Des massothérapeutes en ont ras le bol de la sollicitation sexuelle

Le reportage de Claudie Simard

Les massothérapeutes en ont assez de composer avec la sollicitation de services de nature sexuelle, des demandes indésirables qui émanent de près de la moitié de leurs clients potentiels, dans certains cas. Les massothérapeutes qui travaillent à domicile ou qui se déplacent chez leurs clients sont particulièrement ciblés par cette sollicitation. 

Deux massothérapeutes ont accepté de témoigner sous le couvert de l'anonymat. Des clients potentiels qui consultent leurs annonces sont nombreux à demander des services sexuels lorsqu'ils appellent pour prendre rendez-vous.

« On me demande quel type de massage j'offre, comment je termine le massage, si je fais des caresses proches, ou des massages plus langoureux. Je réponds que c'est un massage professionnel et qu'il n'y a pas d'extra! » — Une massothérapeute

Ils ont beau avoir recours à des expressions telles que : « aucune sollicitation sexuelle tolérée » ou « aucun extra » dans leur publicité, les demandes indésirables continuent à pleuvoir.

Une massothérapeute de Trois-Rivières estime que la moitié des appels reçus en lien avec sa publicité concerne des services sexuels. Elle ne s'attendait pas à ce qu'il y ait autant de demandes du genre lorsqu'elle a choisi ce métier il y a une dizaine d'années. La réalité qui l'afflige est à ce point irritante qu'il lui est arrivé de remettre son gagne-pain en question.

Une réalité tant pour les hommes que pour les femmes

Les hommes aussi subiraient de la sollicitation non-désirée. Un massothérapeute corrobore l'information de sa collègue et note aussi que la moitié des appels qu'il reçoit en lien avec ses annonces concerne un service sexuel. Les requêtes viennent autant des femmes que des hommes.

Le massothérapeuthe soutient que chaque mot de sa publicité est choisi pour éviter toute ambiguïté. Même s'il précise qu'il fait partie de l'Association des massothérapeutes du Québec et qu'il remet des reçus pour les assurances, il doit composer avec cette réalité.

Comment réagir?

La sollicitation sexuelle est un thème abordé dans le cadre de la formation des massothérapeutes. Les étudiants y apprennent entre autres comment réagir si un client sollicite des services sexuels pendant un massage. Dans plusieurs établissements professionnels, tels les spas, s'il y a de la sollicitation pendant le massage, la consigne est claire : sortir de la pièce en priant le client de quitter les lieux.

À l'école de formation MKO de Trois-Rivières, le thème de la sollicitation sexuelle fait partie des thèmes abordés avec les étudiants. Pour essayer de limiter les demandes indésirables, les formateurs recommandent aux nouveaux massothérapeutes de bâtir leur clientèle à partir de leur réseau de contacts et d'éviter de publiciser leurs services dans les petites annonces.

Une réalité à encadrer

Selon la Fédération québécoise des massothérapeutes agréés (FMQ), la situation décrite par les massothérapeutes découle en partie du fait que des travailleurs du sexe utilisent la massothérapie comme couverture pour offrir leurs services. Les consommateurs sont à la recherche d'un service qui sera remboursé par les assurances, comme c'est le cas dans les salons de massages, estime la présidente de la FMQ, Sylvie Bédard.

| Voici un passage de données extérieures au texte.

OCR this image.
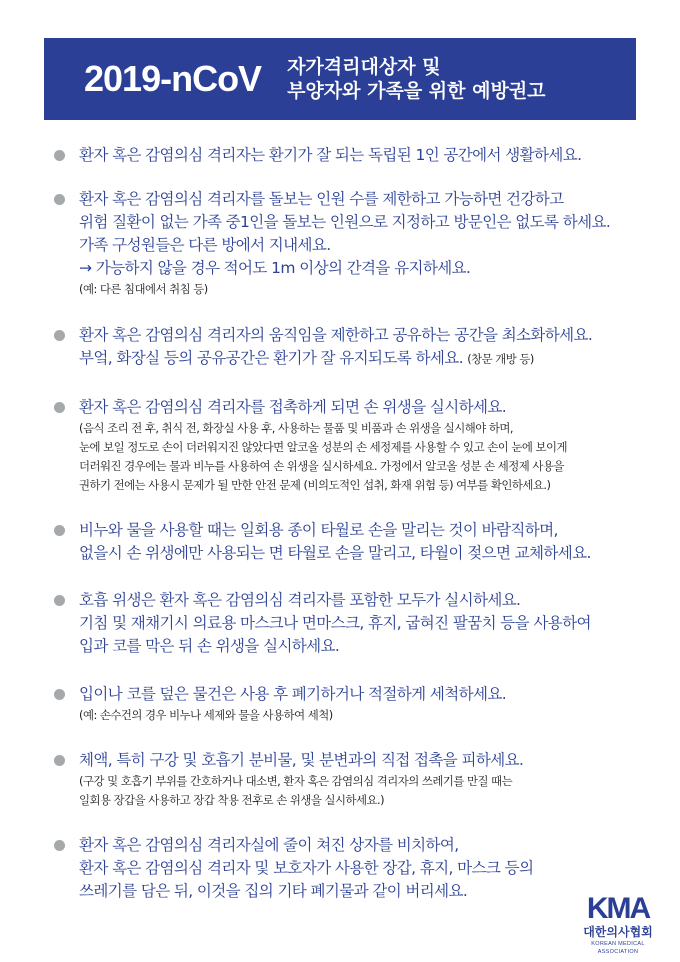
2019-nCoV 자가격리대상자 및
부양자와 가족을 위한 예방권고

환자 혹은 감염의심 격리자는 환기가 잘 되는 독립된 1인 공간에서 생활하세요.

환자 혹은 감염의심 격리자를 돌보는 인원 수를 제한하고 가능하면 건강하고

위험 질환이 없는 가족 중1인을 돌보는 인원으로 지정하고 방문인은 없도록 하세요.

가족 구성원들은 다른 방에서 지내세요.

→ 가능하지 않을 경우 적어도 1m 이상의 간격을 유지하세요.

(예: 다른 침대에서 취침 등)

환자 혹은 감염의심 격리자의 움직임을 제한하고 공유하는 공간을 최소화하세요.

부엌, 화장실 등의 공유공간은 환기가 잘 유지되도록 하세요. (창문 개방 등)

환자 혹은 감염의심 격리자를 접촉하게 되면 손 위생을 실시하세요.

(음식 조리 전 후, 취식 전, 화장실 사용 후, 사용하는 물품 및 비품과 손 위생을 실시해야 하며,

눈에 보일 정도로 손이 더러워지진 않았다면 알코올 성분의 손 세정제를 사용할 수 있고 손이 눈에 보이게

더러워진 경우에는 물과 비누를 사용하여 손 위생을 실시하세요. 가정에서 알코올 성분 손 세정제 사용을

권하기 전에는 사용시 문제가 될 만한 안전 문제 (비의도적인 섭취, 화재 위험 등) 여부를 확인하세요.)

비누와 물을 사용할 때는 일회용 종이 타월로 손을 말리는 것이 바람직하며,

없을시 손 위생에만 사용되는 면 타월로 손을 말리고, 타월이 젖으면 교체하세요.

호흡 위생은 환자 혹은 감염의심 격리자를 포함한 모두가 실시하세요.

기침 및 재채기시 의료용 마스크나 면마스크, 휴지, 굽혀진 팔꿈치 등을 사용하여

입과 코를 막은 뒤 손 위생을 실시하세요.

입이나 코를 덮은 물건은 사용 후 폐기하거나 적절하게 세척하세요.

(예: 손수건의 경우 비누나 세제와 물을 사용하여 세척)

체액, 특히 구강 및 호흡기 분비물, 및 분변과의 직접 접촉을 피하세요.

(구강 및 호흡기 부위를 간호하거나 대소변, 환자 혹은 감염의심 격리자의 쓰레기를 만질 때는

일회용 장갑을 사용하고 장갑 착용 전후로 손 위생을 실시하세요.)

환자 혹은 감염의심 격리자실에 줄이 쳐진 상자를 비치하여,

환자 혹은 감염의심 격리자 및 보호자가 사용한 장갑, 휴지, 마스크 등의

쓰레기를 담은 뒤, 이것을 집의 기타 폐기물과 같이 버리세요.

KMA
대한의사협회
KOREAN MEDICAL ASSOCIATION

La FMQ est convaincue que seule la création d'un ordre professionnel pourrait améliorer la situation. L'organisme réclame depuis plusieurs années un encadrement de la profession au Québec.

L'Office des professions du Québec a déjà étudié par le passé la création d'un ordre professionnel des massothérapeutes. La ministre de la Justice a rouvert la question et demandé à l'Office de produire un nouvel avis.